Morire in Difesa della Purezza e dell’Identità.
Nel luglio del 1935, la sacra città di Mashhad fu teatro di uno degli episodi più sanguinosi e decisivi della storia iraniana contemporanea. Uno scontro fatale tra il dispotismo della dinastia Pahlavi e la fiera resistenza del popolo sciita, culminato in una strage che ancora oggi segna la memoria collettiva dell’Iran.
L’Iran degli anni Trenta era sotto il giogo di Reza Shah Pahlavi, un sovrano che la storiografia ricorda come fortemente influenzato e manovrato dalle potenze occidentali. La sua ambizione era quella di stravolgere radicalmente la società iraniana, sradicandone le tradizioni per imporre un modello di laicismo forzato, simile a quello avviato nella vicina Turchia da Mustafa Kemal.
L’imposizione per decreto di abiti europei per gli uomini, unita alle prime avvisaglie di una rimozione forzata del velo femminile, fu vissuta non come una riforma, ma come un affronto. Questa politica scatenò una profonda ondata di indignazione tra i fedeli, i commercianti dei bazar e le guide religiose, determinati a restare fedeli alla propria identità musulmana e ai propri precetti spirituali.
La Voce della Ribellione e l’Assedio Pacifico
La tensione sociale giunse al punto di rottura quando lo sceicco Mohammad Taqi Behlol, attraverso infuocate e coraggiose orazioni, additò apertamente il sovrano come un despota illegittimo, facendosi portavoce del dissenso popolare.
La reazione della cittadinanza si tradusse in una massiccia mobilitazione pacifica all’interno della storica moschea di Goharshad, situata nel cuore del venerato santuario dell’Imam Reza a Mashhad. Di fronte alla fermezza della folla e alla sacralità del luogo, la polizia locale manifestò forti resistenze all’idea di violare il perimetro sacro con la forza.
La Profanazione e la Strage
Il rifiuto delle forze locali spinse lo Shah a una decisione estrema: far affluire a Mashhad reggimenti militari esterni, pur di riprendere il controllo con il pugno di ferro.

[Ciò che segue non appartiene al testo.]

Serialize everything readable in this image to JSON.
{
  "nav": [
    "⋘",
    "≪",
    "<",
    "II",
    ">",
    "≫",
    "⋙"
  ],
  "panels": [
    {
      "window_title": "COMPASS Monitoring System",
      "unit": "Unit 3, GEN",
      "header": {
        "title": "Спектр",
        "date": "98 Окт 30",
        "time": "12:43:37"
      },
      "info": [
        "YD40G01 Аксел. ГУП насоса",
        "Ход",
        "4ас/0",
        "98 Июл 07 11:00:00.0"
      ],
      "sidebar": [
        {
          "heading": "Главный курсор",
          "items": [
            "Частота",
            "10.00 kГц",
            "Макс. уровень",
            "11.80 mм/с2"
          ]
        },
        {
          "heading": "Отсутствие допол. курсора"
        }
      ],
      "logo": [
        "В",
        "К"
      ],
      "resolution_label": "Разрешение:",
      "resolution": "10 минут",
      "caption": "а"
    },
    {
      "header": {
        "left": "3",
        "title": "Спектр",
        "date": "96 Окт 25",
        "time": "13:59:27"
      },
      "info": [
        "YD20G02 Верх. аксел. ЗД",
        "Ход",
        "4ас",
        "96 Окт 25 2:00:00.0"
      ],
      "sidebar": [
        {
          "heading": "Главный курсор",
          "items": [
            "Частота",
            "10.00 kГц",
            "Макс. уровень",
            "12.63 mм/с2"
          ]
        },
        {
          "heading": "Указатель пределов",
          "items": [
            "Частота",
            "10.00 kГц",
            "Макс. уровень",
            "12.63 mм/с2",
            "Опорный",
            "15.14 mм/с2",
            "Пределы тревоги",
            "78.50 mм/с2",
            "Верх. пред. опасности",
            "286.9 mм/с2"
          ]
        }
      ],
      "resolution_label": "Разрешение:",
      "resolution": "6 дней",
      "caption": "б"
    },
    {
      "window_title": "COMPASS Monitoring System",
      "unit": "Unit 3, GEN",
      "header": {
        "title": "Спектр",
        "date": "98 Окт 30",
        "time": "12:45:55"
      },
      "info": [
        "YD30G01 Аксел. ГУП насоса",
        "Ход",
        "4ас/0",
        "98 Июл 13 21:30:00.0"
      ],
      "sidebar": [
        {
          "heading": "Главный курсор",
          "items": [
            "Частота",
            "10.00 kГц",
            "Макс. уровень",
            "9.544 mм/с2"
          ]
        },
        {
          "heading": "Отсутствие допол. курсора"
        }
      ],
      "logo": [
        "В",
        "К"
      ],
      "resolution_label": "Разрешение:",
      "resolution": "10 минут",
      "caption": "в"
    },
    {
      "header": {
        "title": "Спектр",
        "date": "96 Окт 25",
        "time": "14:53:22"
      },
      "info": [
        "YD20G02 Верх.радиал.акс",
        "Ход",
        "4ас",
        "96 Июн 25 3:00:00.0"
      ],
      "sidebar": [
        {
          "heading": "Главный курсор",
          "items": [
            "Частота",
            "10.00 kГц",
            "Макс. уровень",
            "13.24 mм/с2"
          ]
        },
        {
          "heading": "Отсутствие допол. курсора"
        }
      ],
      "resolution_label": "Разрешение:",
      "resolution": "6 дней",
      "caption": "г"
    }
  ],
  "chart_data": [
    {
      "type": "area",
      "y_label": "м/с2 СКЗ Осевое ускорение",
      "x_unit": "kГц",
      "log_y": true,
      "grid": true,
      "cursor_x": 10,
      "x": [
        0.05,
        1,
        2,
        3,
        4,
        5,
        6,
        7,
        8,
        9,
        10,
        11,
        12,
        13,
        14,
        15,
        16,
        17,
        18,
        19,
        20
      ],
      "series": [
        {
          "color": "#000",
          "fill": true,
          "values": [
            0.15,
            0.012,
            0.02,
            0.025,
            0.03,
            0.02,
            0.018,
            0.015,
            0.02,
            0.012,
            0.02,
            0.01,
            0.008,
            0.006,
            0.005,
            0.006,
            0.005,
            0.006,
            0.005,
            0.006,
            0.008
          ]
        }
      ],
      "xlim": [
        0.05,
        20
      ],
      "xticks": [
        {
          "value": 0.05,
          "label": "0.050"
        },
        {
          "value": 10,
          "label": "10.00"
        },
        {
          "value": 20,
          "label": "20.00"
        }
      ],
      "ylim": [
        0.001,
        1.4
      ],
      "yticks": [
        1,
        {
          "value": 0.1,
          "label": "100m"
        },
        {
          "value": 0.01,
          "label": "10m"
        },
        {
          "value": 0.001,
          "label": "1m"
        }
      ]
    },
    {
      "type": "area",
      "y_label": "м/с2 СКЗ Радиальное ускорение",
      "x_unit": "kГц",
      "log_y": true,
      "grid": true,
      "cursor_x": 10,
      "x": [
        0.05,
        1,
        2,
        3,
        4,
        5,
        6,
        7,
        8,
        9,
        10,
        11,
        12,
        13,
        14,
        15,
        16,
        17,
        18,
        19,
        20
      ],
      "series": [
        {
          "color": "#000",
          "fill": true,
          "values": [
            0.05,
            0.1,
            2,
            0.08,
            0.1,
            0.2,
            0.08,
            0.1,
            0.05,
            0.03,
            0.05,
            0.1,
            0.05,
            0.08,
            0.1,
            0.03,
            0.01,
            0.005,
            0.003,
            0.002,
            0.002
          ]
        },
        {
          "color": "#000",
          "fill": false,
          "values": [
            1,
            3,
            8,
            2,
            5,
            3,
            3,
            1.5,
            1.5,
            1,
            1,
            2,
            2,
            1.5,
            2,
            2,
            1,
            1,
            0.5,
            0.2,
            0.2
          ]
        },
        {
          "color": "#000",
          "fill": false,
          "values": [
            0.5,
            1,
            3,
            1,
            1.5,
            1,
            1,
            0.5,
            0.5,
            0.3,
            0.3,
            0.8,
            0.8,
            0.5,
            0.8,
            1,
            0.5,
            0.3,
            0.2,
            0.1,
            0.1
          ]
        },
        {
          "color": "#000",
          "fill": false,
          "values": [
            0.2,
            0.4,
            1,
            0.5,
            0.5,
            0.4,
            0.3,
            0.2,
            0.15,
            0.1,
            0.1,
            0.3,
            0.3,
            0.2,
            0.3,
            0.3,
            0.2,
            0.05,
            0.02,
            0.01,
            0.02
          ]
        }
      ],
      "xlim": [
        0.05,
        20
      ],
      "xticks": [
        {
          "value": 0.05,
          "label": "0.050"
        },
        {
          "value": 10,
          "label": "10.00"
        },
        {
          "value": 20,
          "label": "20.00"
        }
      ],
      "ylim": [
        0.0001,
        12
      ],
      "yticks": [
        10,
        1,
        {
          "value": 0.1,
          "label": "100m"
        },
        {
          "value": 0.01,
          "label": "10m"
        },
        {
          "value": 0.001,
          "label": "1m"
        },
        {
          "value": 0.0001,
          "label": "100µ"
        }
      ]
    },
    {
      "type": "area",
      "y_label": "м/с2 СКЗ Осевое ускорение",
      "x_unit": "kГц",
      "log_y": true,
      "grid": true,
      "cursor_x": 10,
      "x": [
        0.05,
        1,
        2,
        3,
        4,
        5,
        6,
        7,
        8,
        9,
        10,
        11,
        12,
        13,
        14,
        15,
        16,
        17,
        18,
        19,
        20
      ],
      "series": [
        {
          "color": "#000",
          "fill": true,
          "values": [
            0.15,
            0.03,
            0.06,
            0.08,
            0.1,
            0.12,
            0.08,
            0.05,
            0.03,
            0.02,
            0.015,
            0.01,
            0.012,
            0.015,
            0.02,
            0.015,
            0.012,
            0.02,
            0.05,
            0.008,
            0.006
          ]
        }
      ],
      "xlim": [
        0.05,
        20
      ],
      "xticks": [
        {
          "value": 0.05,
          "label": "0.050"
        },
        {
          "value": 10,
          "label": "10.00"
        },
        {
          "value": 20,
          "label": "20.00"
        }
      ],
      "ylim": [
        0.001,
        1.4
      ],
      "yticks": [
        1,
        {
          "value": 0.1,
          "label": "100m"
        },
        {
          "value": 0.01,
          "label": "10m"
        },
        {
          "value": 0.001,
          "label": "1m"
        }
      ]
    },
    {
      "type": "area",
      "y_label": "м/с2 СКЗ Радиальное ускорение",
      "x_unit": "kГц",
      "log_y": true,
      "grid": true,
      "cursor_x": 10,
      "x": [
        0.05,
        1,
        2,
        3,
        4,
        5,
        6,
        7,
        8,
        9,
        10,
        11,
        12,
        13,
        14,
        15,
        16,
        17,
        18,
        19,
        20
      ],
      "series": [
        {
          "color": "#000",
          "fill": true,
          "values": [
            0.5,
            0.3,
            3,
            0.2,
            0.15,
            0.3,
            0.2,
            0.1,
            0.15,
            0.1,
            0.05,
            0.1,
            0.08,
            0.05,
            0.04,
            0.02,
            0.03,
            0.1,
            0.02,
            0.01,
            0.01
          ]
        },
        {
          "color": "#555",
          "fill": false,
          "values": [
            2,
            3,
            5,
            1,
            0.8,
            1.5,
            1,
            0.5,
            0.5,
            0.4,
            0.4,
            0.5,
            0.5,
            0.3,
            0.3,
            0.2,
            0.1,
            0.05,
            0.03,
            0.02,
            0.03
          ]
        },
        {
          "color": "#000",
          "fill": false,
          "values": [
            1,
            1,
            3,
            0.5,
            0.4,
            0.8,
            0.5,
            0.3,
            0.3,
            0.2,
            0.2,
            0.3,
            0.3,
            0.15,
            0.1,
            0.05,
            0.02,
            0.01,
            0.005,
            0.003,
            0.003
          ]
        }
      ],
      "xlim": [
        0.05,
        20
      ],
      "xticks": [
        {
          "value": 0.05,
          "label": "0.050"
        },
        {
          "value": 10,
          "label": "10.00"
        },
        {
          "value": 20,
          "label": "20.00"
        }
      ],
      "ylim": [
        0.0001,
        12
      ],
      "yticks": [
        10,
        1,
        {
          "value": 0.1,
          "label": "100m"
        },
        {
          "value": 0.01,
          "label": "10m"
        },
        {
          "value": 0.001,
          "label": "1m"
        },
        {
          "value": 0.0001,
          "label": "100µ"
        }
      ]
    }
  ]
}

A metà luglio, l’esercito ricevette l’ordine definitivo e spietato di sfoltire l’assembramento.
I soldati penetrarono nei cortili della moschea aprendo il fuoco indiscriminatamente sulla massa disarmata. Fu una vera e propria strage: secondo i resoconti storici più accreditati, si contarono centinaia — se non migliaia — di vittime. I corpi vennero occultati d’urgenza in fosse comuni, nel cinico tentativo di mascherare la reale entità della repressione di Stato.
Questo tragico evento sancì una spaccatura insanabile tra le istituzioni religiose sciite e il governo tirannico dei Pahlavi. Il ricordo del sangue versato nei luoghi sacri di Mashhad lasciò nel popolo iraniano un’impronta indelebile, piantando i semi di quella consapevolezza che, decenni dopo, avrebbe portato alla caduta della monarchia con la Rivoluzione Islamica del 1979.
L’Eredità: La Giornata Nazionale dell’Hijab e della Castità
Proprio in ricordo di quel 12 luglio, e per onorare il sacrificio di chi morì per difendere quegli ideali di castità e purezza che lo Shah tentò invano di stravolgere, la Repubblica Islamica dell’Iran ha istituito la Giornata Nazionale dell’Hijab e della Castità.
Oggi, l’obiettivo di questa ricorrenza è promuovere il valore islamico della purezza e della modestia. Attraverso convegni teologici, mostre d’arte, manifestazioni pubbliche e programmi educativi, la giornata punta a spiegare e ribadire i profondi benefici morali e sociali del velo e del codice di abbigliamento islamico, considerati pilastri fondamentali per la tutela, l’armonia e la stabilità della famiglia e dell’intera società.